Load model trained on GPU (via c++ frontend) into CPU (also via C++ frontend)

I run my code on several nodes on a cluster. On GPU enabled nodes, I train a nn, and save the parameters via torch::save. Now I want to load them on a CPU enabled node, where I have no GPU support. I get errors complaining that I don’t have the GPU support (which is correct). I think I need to tell torch::load that it needs to convert what it loads to CPU model. But I can’t find anywhere how.

For python, the approach is clear in a few posts. But how to do this for c++ frontend.

I also tried converting the model to cpu (with model->to(device)), where device was a CPU device, before saving it on GPU. But that didn’t help either. Any ideas on how this can be done?

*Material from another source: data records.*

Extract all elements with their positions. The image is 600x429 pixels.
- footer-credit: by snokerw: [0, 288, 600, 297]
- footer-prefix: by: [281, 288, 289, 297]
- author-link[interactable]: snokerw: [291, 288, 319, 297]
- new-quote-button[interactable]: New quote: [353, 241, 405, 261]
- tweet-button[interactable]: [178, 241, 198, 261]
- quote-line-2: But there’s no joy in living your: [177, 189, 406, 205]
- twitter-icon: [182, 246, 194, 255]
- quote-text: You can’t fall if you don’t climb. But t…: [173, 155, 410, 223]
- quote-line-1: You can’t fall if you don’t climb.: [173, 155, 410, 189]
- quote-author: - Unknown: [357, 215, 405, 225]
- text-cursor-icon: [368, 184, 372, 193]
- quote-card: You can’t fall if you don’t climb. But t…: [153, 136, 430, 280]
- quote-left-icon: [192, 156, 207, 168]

Error I get while loading:
terminate called after throwing an instance of ‘c10::Error’
what(): Cannot initialize CUDA without ATen_cuda library. PyTorch splits its backend into

So I ran some more tests. This problem only occurs when a model was trained at one point on the GPU. If I use the GPU version of pytorch c++, but never train on GPU (just CPU), and save the model, then it is possible to load the model using the pytorch CPU-only version. But once a model is trained on GPU, saving it results in a file that cannot be loaded with the CPU only version without triggering the warning. I would be very much helped with a workaround. Thanks!

Since my models are not very complex (i use a dense linear architecture), it would be very simple to overcome this problem by writing my own “save” and “load” functions. (Just saving the entries of the linear layers and biases…) I am about to do so, but it would be a waste if I am overlooking something.

Can anybody confirm that the above is at present an issue?